После нового митинга на Приморском бульваре толпа, как это происходило по всем городам России, отправилась к тюрьме требовать немедленного освобождения политических заключенных. Но генерал Неплюев, несмотря на уговоры градоначальника контр-адмирала А. М. Спицкого, отказался „потакать требованиям толпы” и вызвал к тюрьме войска. По манифестантам открыли огонь. Восемь человек убиты, более 40 — ранены. Так был отмечен в Севастополе первый день „дарованных царем свобод”. Особо отличившегося убийцу — унтер-офицера Тараса Жупина командующий войсками Одесского военного округа генерал Каульбарс приказал наградить серебряными часами с надписью „За доблестное поведение 18 октября 1905 г.”
На заседании городской думы, обсуждавшей форму протеста против устроенной полицией бойни, с горячей речью выступил лейтенант П. П. Шмидт.
Сын адмирала Петр Петрович Шмидт (1867–1906 гг.) уже во время пребывания в Морском училище проникся идеями гуманизма и социальной справедливости. Со всей силой глубоко впечатлительной, тонко чувствующей, богато одаренной натуры он сопереживал угнетенным, увлекаясь произведениями писателей-гуманистов, пытливо изучал историю общественного развития, программы и тактику политических партий, настойчиво овладевал социалистическими учениями. „Тот, кому дана способность страдать за других и логически мыслить, кто пристально изучал общественные науки, тот — убежденный социалист”, — писал П. П. Шмидт в октябре 1905 г.
Таким убежденным социалистом, неустанным борцом за правду и справедливость он был и среди рабочих, когда сразу по производстве в офицеры, приехав к родным в отпуск, трудился на заводе, и в кругу мыслящей молодежи, и на службе в РОПиТ, когда командовал океанским пароходом „Диана”, и в остававшейся ему чуждой по духу офицерской среде. Понимая решающую роль вооруженных сил в назревавших в стране событиях, он пытался убедить офицеров, что, „выполняя преступные бюрократические предначертания, они отворачиваются от народа”, что „присяга обязывает их не выполнять приказаний, явно клонящихся ко вреду”, что долг их — „честным и правдивым словом” сказать царю о необходимости широких демократических реформ, не допустить, чтобы их мундир, о чести которого они столько говорят, был бы „по первому призыву бюрократии обагрен народной кровью”. „Но глухи были г. г. офицеры, слишком прочно сидела в них боязнь за свою карьеру, слишком слабо было в них чувство долга”, — с горечью писал П. П. Шмидт весной 1905 г.
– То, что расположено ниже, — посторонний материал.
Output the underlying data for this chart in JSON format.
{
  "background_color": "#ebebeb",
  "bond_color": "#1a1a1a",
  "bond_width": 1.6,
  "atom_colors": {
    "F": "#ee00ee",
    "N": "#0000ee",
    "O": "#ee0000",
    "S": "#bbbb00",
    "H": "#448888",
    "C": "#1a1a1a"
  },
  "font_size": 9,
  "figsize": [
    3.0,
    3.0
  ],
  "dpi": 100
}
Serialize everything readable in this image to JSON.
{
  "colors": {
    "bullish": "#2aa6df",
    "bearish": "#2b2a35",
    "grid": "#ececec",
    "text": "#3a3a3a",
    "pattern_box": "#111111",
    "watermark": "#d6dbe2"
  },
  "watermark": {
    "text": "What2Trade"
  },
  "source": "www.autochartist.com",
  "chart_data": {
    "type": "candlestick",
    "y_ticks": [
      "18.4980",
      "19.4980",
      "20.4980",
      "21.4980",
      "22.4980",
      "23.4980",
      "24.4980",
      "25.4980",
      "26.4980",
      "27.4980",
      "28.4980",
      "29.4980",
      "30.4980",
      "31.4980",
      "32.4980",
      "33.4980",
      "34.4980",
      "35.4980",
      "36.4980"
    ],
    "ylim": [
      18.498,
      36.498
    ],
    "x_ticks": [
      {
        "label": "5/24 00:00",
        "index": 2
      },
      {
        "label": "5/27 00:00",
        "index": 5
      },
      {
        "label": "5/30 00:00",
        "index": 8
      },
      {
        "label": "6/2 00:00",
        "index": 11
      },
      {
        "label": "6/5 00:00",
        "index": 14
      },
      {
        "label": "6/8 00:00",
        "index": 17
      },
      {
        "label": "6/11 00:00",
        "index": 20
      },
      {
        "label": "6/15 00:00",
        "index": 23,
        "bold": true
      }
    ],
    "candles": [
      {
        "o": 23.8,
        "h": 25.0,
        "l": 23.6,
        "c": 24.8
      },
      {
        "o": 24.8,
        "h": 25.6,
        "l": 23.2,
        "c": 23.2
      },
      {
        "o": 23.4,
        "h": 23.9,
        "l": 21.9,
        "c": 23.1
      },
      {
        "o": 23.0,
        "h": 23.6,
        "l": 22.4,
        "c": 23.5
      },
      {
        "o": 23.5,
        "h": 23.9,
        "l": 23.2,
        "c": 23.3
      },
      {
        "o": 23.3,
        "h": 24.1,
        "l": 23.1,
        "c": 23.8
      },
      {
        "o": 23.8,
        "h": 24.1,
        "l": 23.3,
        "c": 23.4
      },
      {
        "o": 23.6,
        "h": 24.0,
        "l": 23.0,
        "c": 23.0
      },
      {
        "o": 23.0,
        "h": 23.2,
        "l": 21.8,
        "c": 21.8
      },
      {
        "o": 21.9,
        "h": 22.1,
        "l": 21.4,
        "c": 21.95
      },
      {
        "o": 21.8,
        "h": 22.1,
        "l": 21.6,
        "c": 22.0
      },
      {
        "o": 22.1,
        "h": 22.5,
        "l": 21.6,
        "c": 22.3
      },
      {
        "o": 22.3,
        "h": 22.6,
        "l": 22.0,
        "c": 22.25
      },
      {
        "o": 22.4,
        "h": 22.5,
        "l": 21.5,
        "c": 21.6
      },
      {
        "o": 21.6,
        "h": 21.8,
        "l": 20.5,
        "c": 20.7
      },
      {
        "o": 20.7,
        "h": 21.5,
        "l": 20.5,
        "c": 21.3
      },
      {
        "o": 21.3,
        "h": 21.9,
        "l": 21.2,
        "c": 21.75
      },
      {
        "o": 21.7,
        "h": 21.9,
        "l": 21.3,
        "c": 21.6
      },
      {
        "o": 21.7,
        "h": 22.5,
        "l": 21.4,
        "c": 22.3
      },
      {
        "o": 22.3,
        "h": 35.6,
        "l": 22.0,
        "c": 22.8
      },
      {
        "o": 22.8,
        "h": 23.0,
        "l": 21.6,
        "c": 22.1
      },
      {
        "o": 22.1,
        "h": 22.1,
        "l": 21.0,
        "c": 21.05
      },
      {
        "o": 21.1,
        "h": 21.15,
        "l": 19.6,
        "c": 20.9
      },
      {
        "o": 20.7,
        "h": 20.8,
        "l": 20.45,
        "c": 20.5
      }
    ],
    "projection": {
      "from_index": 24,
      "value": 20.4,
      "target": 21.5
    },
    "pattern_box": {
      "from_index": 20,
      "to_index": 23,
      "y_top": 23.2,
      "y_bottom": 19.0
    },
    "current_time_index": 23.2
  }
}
Человек действия, далекий от бесплодных мечтаний идеалиста, П. П. Шмидт принимает события 1905 г. как сигнал для практического осуществления исповедываемых им освободительных идей. Вот почему он, командир плававшего все лето на Дунае миноносца № 253, по приходе в Севастополь немедленно отдается бурной общественной деятельности. Вот почему дотоле мало известный лейтенант флота, не принадлежа ни к одной из политических партий, становится признанным трибуном быстро революционизировавшихся масс.
Страстная, не оставляющая сомнений речь П. П. Шмидта воспламенила слушателей. Дума единогласно приняла его предложение навечно вывесить в ее помещении фамилии организаторов расстрела — полицмейстера Попова, жандармского полковника Вельского и других, „дабы и будущее потомство видело и поучалось примером, как свободные граждане клеймят позором посягателей на неприкосновенность личности свободных граждан”.
Организованная думой с согласия коменданта крепости севастопольская народная милиция просуществовала, однако, лишь три дня. По указанию премьера С. Ю. Витте и министра внутренних дел Дурново она уже 21 октября была заменена прежней полицией. Но слух о „Севастопольской народной охране” разнесся по России, с приветствием к ней обращались французские студенты.
На всю страну прозвучала и полная высокого гражданского пафоса клятва, которую в едином порыве повторили за П. П. Шмидтом тысячи севастопольцев, собравшихся на похороны жертв царских „свобод”. Этой клятвой П. П. Шмидт призывал всех не уступать никогда и никому ни одной пяди завоеванных человеческих прав, не пожалеть жизни для сохранения свободы каждого, всю свою „свободную общественную работу” отдать на благо „рабочего неимущего люда”, забыть о национальной розни и помнить, что отныне все — „равные, свободные братья великой свободной России”. Вместе с П. П. Шмидтом многотысячный митинг повторил и клятву снова объявить „Великую всероссийскую забастовку”, если правительство не даст людям „всеобщего избирательного равного для всех права”.